Для раскрытия верховной идеи России, заключающейся, по Достоевскому, в примирении всех идей, Вячеславу Иванову были отпущены исключительные таланты и силы. Природа щедро наградила его дарами поэта, философа и ученого. Долгие годы заграничных скитаний укрепили в нем его лингвистические способности и открыли ему доступ ко всем сокровищницам древних культур и ко всем глубинам образованности. Результат: единственное в своем роде сочетание и примирение славянофильства и западничества, язычества и христианства, философии и поэзии, филологии и музыки, архаики и публицистики.
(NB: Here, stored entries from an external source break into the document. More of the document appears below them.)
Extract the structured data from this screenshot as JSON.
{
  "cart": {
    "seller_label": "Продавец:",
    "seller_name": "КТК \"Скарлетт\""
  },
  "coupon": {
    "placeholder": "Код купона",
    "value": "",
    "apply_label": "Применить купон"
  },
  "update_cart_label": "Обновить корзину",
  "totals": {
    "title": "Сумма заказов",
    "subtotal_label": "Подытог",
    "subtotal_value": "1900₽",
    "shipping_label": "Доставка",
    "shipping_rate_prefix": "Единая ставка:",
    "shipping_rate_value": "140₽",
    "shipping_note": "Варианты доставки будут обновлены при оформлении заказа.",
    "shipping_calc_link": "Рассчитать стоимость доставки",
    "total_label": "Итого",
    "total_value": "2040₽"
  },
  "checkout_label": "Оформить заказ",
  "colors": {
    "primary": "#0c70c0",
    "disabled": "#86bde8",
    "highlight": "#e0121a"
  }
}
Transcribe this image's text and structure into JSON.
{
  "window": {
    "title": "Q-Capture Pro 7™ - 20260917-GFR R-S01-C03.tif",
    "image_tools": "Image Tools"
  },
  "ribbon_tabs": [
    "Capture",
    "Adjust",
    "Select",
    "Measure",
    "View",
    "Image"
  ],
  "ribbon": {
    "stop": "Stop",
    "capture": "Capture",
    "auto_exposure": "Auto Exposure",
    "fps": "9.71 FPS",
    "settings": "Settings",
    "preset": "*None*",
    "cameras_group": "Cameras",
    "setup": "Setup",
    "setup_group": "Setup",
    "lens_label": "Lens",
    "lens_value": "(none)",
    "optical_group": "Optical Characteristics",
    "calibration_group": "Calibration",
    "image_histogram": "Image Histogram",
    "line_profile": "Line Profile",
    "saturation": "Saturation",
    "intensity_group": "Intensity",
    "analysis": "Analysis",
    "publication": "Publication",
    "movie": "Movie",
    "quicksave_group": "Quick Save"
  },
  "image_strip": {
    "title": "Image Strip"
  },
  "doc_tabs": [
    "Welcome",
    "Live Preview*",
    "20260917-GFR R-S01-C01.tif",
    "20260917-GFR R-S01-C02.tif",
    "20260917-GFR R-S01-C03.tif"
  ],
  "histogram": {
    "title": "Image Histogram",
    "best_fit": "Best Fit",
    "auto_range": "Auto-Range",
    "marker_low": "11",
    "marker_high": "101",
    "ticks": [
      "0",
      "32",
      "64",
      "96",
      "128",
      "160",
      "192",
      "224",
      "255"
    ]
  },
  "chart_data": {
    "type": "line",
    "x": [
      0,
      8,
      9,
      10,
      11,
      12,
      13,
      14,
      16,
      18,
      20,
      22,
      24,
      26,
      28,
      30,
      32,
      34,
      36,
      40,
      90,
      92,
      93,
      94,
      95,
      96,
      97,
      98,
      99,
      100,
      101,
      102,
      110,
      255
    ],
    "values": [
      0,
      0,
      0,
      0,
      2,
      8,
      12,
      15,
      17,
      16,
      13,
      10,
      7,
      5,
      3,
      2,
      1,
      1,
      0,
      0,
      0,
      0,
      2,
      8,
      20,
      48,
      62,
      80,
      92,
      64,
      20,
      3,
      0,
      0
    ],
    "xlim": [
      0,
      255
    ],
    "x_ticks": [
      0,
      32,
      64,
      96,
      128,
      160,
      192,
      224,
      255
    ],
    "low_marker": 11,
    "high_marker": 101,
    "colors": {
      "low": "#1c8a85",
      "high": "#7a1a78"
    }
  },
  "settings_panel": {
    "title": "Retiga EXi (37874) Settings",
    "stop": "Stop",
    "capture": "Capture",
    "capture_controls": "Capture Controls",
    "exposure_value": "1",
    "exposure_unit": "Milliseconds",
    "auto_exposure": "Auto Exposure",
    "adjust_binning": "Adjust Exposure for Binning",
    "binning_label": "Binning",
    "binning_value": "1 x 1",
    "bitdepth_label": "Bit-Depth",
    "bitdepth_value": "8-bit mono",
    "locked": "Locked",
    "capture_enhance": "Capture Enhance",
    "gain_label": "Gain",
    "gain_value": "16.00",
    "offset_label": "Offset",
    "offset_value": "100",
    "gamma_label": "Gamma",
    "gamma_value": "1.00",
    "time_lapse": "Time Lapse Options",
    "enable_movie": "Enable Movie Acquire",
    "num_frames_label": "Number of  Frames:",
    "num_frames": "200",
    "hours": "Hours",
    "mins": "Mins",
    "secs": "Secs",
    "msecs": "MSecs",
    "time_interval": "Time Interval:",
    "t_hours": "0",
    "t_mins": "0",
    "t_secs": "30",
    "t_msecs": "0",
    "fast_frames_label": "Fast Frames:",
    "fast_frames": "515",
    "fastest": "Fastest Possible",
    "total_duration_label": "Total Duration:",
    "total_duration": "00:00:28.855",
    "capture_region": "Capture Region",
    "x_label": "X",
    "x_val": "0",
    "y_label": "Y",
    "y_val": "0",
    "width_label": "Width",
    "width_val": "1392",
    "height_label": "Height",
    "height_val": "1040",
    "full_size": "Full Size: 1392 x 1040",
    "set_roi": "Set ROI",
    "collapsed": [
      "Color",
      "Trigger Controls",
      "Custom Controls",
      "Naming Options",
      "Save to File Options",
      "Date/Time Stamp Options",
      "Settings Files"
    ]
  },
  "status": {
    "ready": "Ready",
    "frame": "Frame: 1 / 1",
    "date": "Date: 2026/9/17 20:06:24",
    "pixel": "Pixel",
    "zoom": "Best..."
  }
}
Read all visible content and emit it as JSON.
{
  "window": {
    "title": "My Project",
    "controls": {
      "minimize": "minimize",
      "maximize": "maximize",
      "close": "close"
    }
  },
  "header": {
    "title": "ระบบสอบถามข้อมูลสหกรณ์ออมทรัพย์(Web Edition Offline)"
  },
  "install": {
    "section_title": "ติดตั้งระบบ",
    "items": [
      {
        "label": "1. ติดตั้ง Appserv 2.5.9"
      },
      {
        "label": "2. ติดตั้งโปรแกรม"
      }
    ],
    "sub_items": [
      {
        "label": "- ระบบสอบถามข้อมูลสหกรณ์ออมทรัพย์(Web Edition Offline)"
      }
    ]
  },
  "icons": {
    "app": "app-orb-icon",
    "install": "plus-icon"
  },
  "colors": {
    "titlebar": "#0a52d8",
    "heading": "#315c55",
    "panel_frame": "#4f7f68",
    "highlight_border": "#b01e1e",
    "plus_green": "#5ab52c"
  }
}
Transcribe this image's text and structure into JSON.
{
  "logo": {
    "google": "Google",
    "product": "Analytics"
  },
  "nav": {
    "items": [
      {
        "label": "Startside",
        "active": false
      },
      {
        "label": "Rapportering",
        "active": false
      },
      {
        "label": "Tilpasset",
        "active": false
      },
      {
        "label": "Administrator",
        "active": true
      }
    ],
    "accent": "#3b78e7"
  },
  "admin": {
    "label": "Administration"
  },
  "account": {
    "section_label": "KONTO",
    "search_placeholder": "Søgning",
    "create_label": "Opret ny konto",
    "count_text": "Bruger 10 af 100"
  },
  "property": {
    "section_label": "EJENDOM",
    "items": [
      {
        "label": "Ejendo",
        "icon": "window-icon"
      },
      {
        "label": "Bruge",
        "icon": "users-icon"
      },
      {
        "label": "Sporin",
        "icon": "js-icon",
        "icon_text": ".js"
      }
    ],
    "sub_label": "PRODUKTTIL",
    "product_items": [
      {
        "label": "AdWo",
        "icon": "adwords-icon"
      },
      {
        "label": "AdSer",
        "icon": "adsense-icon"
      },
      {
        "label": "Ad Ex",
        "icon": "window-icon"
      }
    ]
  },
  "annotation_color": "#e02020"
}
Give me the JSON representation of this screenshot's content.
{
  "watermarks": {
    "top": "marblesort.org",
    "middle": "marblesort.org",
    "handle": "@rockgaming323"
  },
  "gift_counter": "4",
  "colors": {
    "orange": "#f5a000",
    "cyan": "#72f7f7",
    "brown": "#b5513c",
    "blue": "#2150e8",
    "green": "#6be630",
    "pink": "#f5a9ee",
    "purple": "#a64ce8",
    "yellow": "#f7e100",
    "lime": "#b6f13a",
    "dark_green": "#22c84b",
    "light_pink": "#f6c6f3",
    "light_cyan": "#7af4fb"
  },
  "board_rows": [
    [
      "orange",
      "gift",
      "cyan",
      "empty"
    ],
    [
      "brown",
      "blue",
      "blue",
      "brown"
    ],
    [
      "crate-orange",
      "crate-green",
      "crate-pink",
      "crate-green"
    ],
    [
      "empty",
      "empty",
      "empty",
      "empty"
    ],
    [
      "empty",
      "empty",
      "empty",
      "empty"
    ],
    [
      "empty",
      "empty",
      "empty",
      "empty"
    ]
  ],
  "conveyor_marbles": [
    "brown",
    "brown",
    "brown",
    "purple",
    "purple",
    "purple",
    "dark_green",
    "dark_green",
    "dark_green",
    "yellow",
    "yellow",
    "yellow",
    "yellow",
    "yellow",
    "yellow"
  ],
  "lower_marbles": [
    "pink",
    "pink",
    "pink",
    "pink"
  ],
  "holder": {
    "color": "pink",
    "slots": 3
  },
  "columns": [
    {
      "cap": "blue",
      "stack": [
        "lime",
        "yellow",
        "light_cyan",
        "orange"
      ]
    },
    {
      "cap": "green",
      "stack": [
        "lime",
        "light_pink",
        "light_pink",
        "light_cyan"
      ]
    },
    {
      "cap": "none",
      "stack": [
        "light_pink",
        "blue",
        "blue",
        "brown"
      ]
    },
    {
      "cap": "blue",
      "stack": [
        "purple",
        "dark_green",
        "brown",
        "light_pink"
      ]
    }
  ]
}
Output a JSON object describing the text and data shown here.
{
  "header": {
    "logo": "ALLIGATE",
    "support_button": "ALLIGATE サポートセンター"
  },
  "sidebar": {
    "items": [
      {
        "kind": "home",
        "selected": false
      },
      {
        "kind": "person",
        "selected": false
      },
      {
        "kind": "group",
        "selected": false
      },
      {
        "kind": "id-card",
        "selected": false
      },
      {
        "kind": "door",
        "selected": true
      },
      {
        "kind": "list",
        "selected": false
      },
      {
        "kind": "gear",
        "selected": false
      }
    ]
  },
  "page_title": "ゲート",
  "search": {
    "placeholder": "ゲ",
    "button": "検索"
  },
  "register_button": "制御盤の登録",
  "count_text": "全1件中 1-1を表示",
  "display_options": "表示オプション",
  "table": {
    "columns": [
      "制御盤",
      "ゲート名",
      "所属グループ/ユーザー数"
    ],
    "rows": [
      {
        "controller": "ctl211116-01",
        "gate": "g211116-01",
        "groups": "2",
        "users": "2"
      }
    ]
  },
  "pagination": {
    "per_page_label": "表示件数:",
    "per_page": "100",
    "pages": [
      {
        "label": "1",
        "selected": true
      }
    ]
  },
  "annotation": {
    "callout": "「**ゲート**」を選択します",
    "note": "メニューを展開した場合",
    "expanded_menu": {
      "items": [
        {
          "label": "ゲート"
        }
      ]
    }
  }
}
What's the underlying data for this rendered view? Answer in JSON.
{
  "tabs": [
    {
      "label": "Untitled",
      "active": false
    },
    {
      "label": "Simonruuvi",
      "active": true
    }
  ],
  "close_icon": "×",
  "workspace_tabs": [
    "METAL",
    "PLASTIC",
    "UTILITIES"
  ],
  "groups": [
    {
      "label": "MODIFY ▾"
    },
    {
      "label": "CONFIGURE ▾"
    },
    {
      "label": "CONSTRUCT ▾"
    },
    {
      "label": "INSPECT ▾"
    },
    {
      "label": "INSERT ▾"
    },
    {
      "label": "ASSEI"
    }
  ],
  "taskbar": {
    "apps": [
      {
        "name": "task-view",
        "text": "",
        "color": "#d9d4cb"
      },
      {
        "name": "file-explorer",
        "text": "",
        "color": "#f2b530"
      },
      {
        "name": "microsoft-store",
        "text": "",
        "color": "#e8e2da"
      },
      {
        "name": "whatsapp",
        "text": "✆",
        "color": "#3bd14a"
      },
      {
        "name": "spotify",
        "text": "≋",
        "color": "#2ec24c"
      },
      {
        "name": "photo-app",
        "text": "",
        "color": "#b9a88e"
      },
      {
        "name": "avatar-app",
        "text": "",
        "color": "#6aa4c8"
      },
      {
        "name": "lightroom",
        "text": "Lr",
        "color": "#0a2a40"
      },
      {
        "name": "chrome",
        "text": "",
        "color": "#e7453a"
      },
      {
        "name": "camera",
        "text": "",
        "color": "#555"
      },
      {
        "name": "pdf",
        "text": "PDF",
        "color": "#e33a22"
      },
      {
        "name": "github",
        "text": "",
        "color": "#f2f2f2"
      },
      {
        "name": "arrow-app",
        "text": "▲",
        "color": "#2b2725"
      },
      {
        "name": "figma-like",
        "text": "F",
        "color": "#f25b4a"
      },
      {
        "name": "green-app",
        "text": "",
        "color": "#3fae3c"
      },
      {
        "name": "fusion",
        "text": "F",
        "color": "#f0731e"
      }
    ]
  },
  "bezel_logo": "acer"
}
Как почти все ведущие люди символистской школы, Вячеслав Иванов был награжден весьма своеобразной и необычайной внешностью. В лисьей шубе, с выбивающимися из-под меховой шапки космами длинных волос и небольшой рыжеватой бородкой, он зимой в извозчичьих санках мало чем отличался от сельского батюшки. Склоненный бледным, впоследствии бритым лицом, напоминающим лицо его учителя Моммзена, над лекторской кафедрой, он в длиннополом черном сюртуке являл собой законченный облик немецкого ученого середины прошлого века. Фрак явно превращал его в музыканта. Каждый, мельком взглянув на него, увидел бы в этом скрипаче или пианисте проникновеннейшего исполнителя Бетховена и Шумана. Возраста Вячеслав Иванов был всегда неопределенного. С одной стороны, в нем уже в годы наших частых встреч было нечто старившее его (maitre, maestro), с другой же — нечто изумительно юношеское. Эта личная безвозрастность подчеркивалась и углублялась в нем вневременностью его эпохального образа: было в нем нечто прелестно-старинное, нечто от портретов предков, одновременно и нечто явно надломленно-декадентское в том смысле, в котором это слово понималось эпохой рубежа.

Историки греческой культуры согласно утверждают, что вся она выросла из того творческого досуга, которым в богатеющей Греции располагали высшие слои общества. Шлегель, большой знаток античного искусства, любил полушутливо-полусерьезно повторять, что античная праздность высшая форма божественной жизни. Русская жизнь «рубежа двух столетий» и «начала века» была в этом смысле подлинно античной. У всех людей, принадлежавших к высшему  культурному слою, у писателей, поэтов, публицистов, профессоров, присяжных поверенных и артистов было очень много свободного  времени, Ходить друг к другу в гости, вести бесконечные застольные   беседы, заседать и публично дискутировать в философских обществах  считалось таким же серьезным делом, как читать университетские лекции, выступать на судебных процессах и писать книги.